# 2-in-1's for lightroom



## erikh42 (Sep 26, 2018)

Has anyone been using some of the new 2-in-1 laptops for lightroom and photo management in the field?  I've been seriously considering the XPS 13" 2-in-1.


----------



## happycranker (Sep 27, 2018)

I have been using the MS surface Pro for a number of years in the field/travelling with no problems, just has to be spec'd with max RAM and I7 especially when using Photoshop, I merge the LR catalogue back into the desktop when I get home, backing up the whole thing with a separate USB portable hard drive.


----------



## Replytoken (Sep 27, 2018)

A lot of you experience will depend on your needs, your hardware and your expectations.  I primarily use a desktop, but also have a Yoga 730 (2-in-1).  To be honest, I have not used it in tablet mode or with a Wacom pen.  I have LR 5.7 installed on it and it is fine for light duty work, but I prefer my desktop when I need to do a lot of editing.  Are you looking at a loaded model, and do you specifically want to work in tablet mode?

--Ken


----------



## PhilBurton (Sep 27, 2018)

Replytoken said:


> A lot of you experience will depend on your needs, your hardware and your expectations.  I primarily use a desktop, but also have a Yoga 730 (2-in-1).  To be honest, I have not used it in tablet mode or with a Wacom pen.  I have LR 5.7 installed on it and it is fine for light duty work, but I prefer my desktop when I need to do a lot of editing.  Are you looking at a loaded model, and do you specifically want to work in tablet mode?
> 
> --Ken


To Ken's point, somewhat, last year I got a Lenovo T560 with touch-sensitive screen.  I needed a rugged laptop for business travel.  When I travel, I use my laptop primarily for culling, star-rating, and keywording.  In practice, I hardly ever use the touchscreen.  Waste of US $100.  And it has collected more display screen scratches and blemishes than any other laptop I have ever owned.

Phil Burton


----------



## Replytoken (Sep 27, 2018)

PhilBurton said:


> To Ken's point, somewhat, last year I got a Lenovo T560 with touch-sensitive screen.  I needed a rugged laptop for business travel.  When I travel, I use my laptop primarily for culling, star-rating, and keywording.  In practice, I hardly ever use the touchscreen.  Waste of US $100.  And it has collected more display screen scratches and blemishes than any other laptop I have ever owned.
> 
> Phil Burton


Yes, on some subconscious level I probably do not use the screen to avoid scratches as I hate looking at dirty or scratched screens.

--Ken


----------



## PhilBurton (Sep 27, 2018)

Replytoken said:


> Yes, on some subconscious level I probably do not use the screen to avoid scratches as I hate looking at dirty or scratched screens.
> 
> --Ken


And I'm now stuck with this pretty scratched up screen.  I can't justify a new laptop purchase now.   I typically replace my laptop every three years due to wear and tear while traveling.  I have no one but myself to blame for not researching this choice before I made the purchase.


----------



## Replytoken (Sep 29, 2018)

PhilBurton said:


> And I'm now stuck with this pretty scratched up screen.  I can't justify a new laptop purchase now.   I typically replace my laptop every three years due to wear and tear while traveling.  I have no one but myself to blame for not researching this choice before I made the purchase.

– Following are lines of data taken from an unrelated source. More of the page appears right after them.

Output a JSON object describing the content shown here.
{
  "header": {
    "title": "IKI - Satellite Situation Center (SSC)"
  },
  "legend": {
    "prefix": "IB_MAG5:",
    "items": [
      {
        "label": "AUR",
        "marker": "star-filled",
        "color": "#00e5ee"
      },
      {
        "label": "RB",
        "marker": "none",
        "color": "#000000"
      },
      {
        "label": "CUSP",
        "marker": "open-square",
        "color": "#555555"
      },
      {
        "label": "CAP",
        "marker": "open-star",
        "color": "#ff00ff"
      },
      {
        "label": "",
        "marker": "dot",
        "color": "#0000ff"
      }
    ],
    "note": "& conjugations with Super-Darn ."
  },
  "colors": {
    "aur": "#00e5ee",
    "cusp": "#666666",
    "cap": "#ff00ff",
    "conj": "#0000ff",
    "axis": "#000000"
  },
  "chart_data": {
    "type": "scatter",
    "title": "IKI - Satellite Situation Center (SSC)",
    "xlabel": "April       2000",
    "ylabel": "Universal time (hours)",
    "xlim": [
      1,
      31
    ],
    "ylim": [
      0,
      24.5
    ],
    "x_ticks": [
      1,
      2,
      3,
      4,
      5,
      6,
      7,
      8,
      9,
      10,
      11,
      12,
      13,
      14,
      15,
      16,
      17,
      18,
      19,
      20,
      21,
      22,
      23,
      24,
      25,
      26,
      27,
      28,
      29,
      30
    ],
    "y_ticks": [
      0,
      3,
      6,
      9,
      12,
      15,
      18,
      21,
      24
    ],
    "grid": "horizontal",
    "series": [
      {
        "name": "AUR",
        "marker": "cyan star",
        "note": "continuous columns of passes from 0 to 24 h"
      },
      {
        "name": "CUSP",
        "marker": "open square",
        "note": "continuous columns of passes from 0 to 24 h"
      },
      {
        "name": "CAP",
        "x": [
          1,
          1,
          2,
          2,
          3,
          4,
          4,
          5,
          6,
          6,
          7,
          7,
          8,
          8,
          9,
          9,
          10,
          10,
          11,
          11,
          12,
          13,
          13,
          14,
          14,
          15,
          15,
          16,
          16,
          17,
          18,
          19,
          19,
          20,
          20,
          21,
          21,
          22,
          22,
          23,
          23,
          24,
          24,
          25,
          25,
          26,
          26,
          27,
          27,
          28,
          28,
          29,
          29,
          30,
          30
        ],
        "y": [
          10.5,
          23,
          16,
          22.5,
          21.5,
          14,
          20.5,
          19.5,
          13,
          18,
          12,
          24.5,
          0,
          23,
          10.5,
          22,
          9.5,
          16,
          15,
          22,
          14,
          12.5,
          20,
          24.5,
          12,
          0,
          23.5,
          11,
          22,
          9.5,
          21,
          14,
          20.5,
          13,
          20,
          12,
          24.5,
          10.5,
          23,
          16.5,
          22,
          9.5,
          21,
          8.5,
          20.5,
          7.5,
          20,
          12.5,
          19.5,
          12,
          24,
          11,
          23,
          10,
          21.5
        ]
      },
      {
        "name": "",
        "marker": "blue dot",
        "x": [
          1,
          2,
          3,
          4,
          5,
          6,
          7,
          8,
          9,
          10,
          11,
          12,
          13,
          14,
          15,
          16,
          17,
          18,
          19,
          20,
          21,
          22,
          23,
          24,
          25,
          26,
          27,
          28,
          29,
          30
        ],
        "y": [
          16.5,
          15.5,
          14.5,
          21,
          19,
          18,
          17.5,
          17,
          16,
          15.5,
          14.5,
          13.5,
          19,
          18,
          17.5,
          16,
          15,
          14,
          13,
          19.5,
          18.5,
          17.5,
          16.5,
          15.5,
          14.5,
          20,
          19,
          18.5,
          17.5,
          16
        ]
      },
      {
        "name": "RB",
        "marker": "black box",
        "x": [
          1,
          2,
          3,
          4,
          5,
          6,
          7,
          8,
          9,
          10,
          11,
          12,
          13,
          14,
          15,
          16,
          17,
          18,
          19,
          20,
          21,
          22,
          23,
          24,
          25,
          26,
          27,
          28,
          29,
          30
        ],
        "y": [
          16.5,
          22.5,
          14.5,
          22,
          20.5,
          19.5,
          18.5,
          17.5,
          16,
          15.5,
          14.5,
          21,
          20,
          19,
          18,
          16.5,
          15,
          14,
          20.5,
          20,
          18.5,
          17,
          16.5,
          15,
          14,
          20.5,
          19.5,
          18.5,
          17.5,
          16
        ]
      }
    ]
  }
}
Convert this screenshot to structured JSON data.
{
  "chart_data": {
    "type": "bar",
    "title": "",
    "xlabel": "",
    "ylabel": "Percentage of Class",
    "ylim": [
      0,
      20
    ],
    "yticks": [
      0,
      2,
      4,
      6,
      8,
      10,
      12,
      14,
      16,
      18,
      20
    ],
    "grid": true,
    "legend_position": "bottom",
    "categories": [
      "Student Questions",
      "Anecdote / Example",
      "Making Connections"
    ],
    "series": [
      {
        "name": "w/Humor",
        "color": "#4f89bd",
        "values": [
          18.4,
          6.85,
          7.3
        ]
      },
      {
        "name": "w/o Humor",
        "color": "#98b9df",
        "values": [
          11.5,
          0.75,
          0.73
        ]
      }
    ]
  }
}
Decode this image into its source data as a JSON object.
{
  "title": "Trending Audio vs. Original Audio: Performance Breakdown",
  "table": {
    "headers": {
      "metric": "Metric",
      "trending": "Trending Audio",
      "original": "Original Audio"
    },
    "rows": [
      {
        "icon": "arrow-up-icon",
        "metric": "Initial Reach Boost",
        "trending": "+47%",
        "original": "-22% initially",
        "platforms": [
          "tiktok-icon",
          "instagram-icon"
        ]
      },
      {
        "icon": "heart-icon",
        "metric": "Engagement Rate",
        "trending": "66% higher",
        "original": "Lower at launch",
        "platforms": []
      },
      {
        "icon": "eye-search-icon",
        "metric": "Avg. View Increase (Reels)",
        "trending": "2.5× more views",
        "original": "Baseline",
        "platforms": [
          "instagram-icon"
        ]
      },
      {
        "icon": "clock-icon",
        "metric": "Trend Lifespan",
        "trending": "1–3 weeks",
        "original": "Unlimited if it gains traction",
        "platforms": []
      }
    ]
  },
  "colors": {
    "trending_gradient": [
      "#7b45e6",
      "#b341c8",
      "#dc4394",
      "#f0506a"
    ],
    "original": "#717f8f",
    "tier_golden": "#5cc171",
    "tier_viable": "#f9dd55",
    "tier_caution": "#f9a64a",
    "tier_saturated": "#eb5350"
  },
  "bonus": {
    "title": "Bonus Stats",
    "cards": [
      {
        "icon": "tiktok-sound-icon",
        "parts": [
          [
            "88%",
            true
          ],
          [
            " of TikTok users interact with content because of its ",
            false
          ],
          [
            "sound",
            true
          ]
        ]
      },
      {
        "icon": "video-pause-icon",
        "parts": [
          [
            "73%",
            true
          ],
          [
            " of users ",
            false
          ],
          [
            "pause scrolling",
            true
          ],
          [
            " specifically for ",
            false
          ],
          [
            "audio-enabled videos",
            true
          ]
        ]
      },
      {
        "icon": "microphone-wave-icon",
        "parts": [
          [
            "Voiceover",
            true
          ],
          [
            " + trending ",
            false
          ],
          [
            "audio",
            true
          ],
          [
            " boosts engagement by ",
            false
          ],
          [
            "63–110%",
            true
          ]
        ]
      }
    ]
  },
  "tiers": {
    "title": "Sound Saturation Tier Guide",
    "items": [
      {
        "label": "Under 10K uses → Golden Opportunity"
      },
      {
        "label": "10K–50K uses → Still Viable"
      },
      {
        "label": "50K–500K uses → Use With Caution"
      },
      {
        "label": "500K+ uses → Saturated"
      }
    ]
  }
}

You might be able to get a new screen installed.  I do not believe that the parts are expensive as one would believe, but you do need somebody to install it.

--Ken


----------



## PhilBurton (Sep 29, 2018)

Replytoken said:


> You might be able to get a new screen installed.  I do not believe that the parts are expensive as one would believe, but you do need somebody to install it.
> 
> --Ken


Ken,

I once had to replace my laptop screen, which had cracked on a trip, and it was several hours of work, butut in the end it all worked.  I'm tempted to put in a non-touch screen replacement.


----------



## Replytoken (Sep 29, 2018)

PhilBurton said:


> Ken,
> 
> I once had to replace my laptop screen, which had cracked on a trip, and it was several hours of work, butut in the end it all worked.  I'm tempted to put in a non-touch screen replacement.


Good luck!

--Ken


----------



## PhilBurton (Sep 29, 2018)

Replytoken said:


> Good luck!
> 
> --Ken


I just found several online stores that sell the right replacement touch screen display.  US $ 140 - 150.  I'm going to buy lots of Lightroom plug-ins instead.


----------